Procter & Gamble Co's quarterly profit soared past expectations as the world's largest household products maker used higher prices and new products to drive sales growth, the strongest indication yet that turnaround efforts are paying off.
The results, along with improved forecasts for the fiscal year, follow months of criticism from analysts and most notably from activist investor William Ackman, who blamed P&G's top brass, led by Chairman and Chief Executive Bob McDonald, for earlier missteps.
Shares of P&G, the maker of Pampers diapers and Gillette razors and a component of the Dow Jones industrial average <.DJI>, jumped to $71.84 (45.44 pounds) in premarket trading from Thursday's close of $70.42.
The results, with profit and sales ahead of analysts' expectations, come after months of P&G trying to reignite growth in sluggish markets such as the United States while also expanding in emerging markets, where it typically sells lower-priced merchandise.
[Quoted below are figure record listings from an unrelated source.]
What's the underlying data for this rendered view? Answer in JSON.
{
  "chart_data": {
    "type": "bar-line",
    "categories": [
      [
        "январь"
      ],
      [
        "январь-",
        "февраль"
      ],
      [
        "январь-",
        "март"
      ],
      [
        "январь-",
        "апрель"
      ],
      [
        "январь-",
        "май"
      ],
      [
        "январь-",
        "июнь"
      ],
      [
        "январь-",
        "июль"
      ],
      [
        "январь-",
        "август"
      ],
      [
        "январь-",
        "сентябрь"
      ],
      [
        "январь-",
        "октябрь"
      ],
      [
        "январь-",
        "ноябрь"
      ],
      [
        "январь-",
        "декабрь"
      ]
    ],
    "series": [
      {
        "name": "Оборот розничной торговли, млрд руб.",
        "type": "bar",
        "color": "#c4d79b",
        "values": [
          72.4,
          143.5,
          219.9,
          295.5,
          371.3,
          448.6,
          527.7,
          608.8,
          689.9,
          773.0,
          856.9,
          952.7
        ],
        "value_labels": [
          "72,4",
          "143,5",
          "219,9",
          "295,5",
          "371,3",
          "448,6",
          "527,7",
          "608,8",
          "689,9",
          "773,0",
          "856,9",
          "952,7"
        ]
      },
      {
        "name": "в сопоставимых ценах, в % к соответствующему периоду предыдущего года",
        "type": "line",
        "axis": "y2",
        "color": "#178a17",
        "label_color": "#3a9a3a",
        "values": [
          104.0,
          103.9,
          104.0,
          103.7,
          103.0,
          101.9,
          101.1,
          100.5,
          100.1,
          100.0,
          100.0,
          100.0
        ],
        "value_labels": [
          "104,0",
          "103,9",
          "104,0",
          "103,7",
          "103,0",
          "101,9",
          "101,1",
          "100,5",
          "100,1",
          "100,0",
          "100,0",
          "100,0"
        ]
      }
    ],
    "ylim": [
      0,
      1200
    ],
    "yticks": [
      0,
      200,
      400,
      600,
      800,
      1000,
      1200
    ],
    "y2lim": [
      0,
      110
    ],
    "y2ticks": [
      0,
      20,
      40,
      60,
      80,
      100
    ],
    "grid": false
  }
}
Back in April 2012, analysts took McDonald to task on a tense conference call after P&G cut its outlook. That summer, Ackman's Pershing Square Capital Management bought the company's shares and began pushing for more change.
Profit has exceeded analysts' expectations every quarter since, helped by new products such as Tide Pods single-dose laundry detergent.
Still, P&G's growth lags that of peers such as Unilever .
P&G's organic sales, which strip out the impact of divestitures and foreign exchange, grew 3 percent in the latest quarter, while Unilever posted 6.9 percent sales growth on Wednesday.
While P&G's "absolute performance still trails peers, the sequential improvement in results seems apparent," said JP Morgan analyst John Faucher.
Organic volume rose in baby and family care; fabric and home care; and in health care; but was flat in beauty and grooming.
"We believe P&G still has work to do, including in beauty and grooming where volumes were flat," said Stifel Nicolaus analyst Mark Astrachan.
Astrachan said that while the results were "solid and encouraging," particularly the sales growth, P&G continues to lag in categories with strong growth trends, such as beauty.
Meanwhile, rival Kimberly-Clark Corp also posted a better-than-expected profit on Friday.
P&G has been under pressure to improve its performance since Ackman bought a stake of about 1 percent, making his Pershing Square the company's 8th largest shareholder. Ackman has said many of the company's problems were due to top management but said in the fall he understood the board wanted to give McDonald more time to repair years of damage.
Even before Ackman took a stake, P&G was going through a $10 billion restructuring and other changes. It cut 5,500 non-manufacturing jobs through December, near its goal of reducing 5,700 positions by the end of June, Chief Financial Officer Jon Moeller said on Friday.
Competitors Kimberly-Clark Corp and Colgate-Palmolive Co are also trimming their ranks to contend with weak economies in the United States and Western Europe.
P&G earned $4.06 billion, or $1.39 per share, in the fiscal second quarter ended in December, up from $1.69 billion, or 57 cents per share, a year earlier.
Stripping out unusual items such as restructuring charges and acquisitions, P&G earned $1.22 per share. That topped the company's own forecast of $1.07 to $1.13 per share and analysts' average target of $1.11, according to Thomson Reuters I/B/E/S.
Net sales rose 2 percent to $22.18 billion, topping analysts' forecast of $21.91 billion.
P&G expects fiscal 2013 core earnings of $3.97 to $4.07 per share, up from an earlier forecast of $3.80 to $4. The fiscal year ends in June. Analyst estimates were at the bottom of that new range.
It expects organic sales to rise 3 percent to 4 percent this year, narrowing a prior forecast of 2 percent to 4 percent growth.
P&G also said it now plans to repurchase $5 billion to $6 billion in stock after calling for $4 billion to $6 billion in buybacks.
For the current quarter, P&G forecast core earnings per share of 91 cents to 97 cents, with sales up 3 percent to 4 percent. Analysts' average forecast was 95 cents per share.